The ferry from Basseterre docks at the Charlestown pier and then you walk about twenty meters and you are in the middle of the capital. That is the scale of things on Nevis. The main street is called Main Street, predictably, and it curves along the waterfront past wooden buildings painted yellow and green and a faded coral, their second-floor balconies overhanging the sidewalk and casting long shadows in the morning light. I arrived on a Saturday, which was either good planning or accident — I am not entirely sure which — and the market behind the public library was fully in session.

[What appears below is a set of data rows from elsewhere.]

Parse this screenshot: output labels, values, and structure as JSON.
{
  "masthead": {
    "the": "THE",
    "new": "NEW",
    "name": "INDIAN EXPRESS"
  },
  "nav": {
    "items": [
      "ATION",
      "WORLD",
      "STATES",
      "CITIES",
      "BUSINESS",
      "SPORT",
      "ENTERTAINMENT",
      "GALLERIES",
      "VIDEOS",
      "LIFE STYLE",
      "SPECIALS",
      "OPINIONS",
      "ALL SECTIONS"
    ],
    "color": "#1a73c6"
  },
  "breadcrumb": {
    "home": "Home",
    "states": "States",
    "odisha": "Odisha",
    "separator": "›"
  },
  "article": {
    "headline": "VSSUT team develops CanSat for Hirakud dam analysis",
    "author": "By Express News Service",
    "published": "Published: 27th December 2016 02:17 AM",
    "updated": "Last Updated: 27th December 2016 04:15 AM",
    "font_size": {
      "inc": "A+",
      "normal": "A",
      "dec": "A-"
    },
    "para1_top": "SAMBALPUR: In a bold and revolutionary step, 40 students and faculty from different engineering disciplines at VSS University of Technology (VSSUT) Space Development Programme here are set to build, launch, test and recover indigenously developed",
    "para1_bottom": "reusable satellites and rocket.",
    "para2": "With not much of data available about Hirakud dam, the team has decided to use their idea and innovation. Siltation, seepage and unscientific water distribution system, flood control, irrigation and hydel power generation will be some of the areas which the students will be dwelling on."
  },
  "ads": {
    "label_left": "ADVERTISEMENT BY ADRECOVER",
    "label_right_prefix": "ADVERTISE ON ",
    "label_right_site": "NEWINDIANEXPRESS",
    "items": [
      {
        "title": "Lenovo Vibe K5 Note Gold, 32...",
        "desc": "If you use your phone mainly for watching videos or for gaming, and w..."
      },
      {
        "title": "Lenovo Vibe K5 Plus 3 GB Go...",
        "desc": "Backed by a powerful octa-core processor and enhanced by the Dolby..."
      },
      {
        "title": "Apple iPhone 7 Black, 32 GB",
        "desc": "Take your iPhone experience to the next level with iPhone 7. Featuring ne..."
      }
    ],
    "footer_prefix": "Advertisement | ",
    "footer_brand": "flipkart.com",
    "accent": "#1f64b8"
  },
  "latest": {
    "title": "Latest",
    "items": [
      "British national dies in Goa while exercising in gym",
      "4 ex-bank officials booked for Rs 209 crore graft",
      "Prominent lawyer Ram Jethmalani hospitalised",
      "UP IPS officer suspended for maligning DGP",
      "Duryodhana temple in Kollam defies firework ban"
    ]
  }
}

The Nevis Saturday market is not large or spectacular in any conventional way. It occupies a covered space and a few stalls on the surrounding streets, and the vendors sell what the island grows and makes: soursop, julie mangoes, christophines, breadfruit, packets of local spices, homemade peanut butter, smoked herring, and the kind of hot sauce that comes in unlabeled bottles with masking tape and handwriting. I bought a bag of dried local cocoa beans from a woman who told me they were from trees her grandfather planted. I do not know if that was true, but it tasted like it might be.

The Alexander Hamilton Museum sits in the building where the American founding father was born in 1755 — before he became anything, when he was just a boy on a small Caribbean island with no particular future assured. The museum is honest about the complexity: Nevis celebrates Hamilton, but the island was also a sugar economy built entirely on enslaved labor, and Hamilton’s own relationship to that history is not simple. The exhibits do not oversimplify in either direction, which is more than you can say for most birthplace museums anywhere.
Elsewhere in Charlestown: the ruins of the Bath Hotel, built in 1778 and once the oldest hotel in the Western Hemisphere, now slowly being absorbed by vegetation; the courthouse with its clock tower; the Treasury building; and just up the road, an old Sephardic Jewish cemetery from the 17th century, evidence of the merchant community that once formed a significant part of the island’s commercial life.

By midday, Charlestown settles into an afternoon quiet that feels absolute. The vendors pack up, the market stalls close, and the main street empties of almost everyone except the occasional taxi and a few school-age children on bicycles. The heat has an opinion about activity in the early afternoon, and the town votes with it.
When to go: Saturday mornings for the market — arrive by eight before the best produce goes. The town is pleasant year-round but particularly lovely in the dry season (December to April) when the light is clear and the humidity is lower. Combine with a hike toward Nevis Peak or an afternoon at Pinney’s Beach for a full day on the island.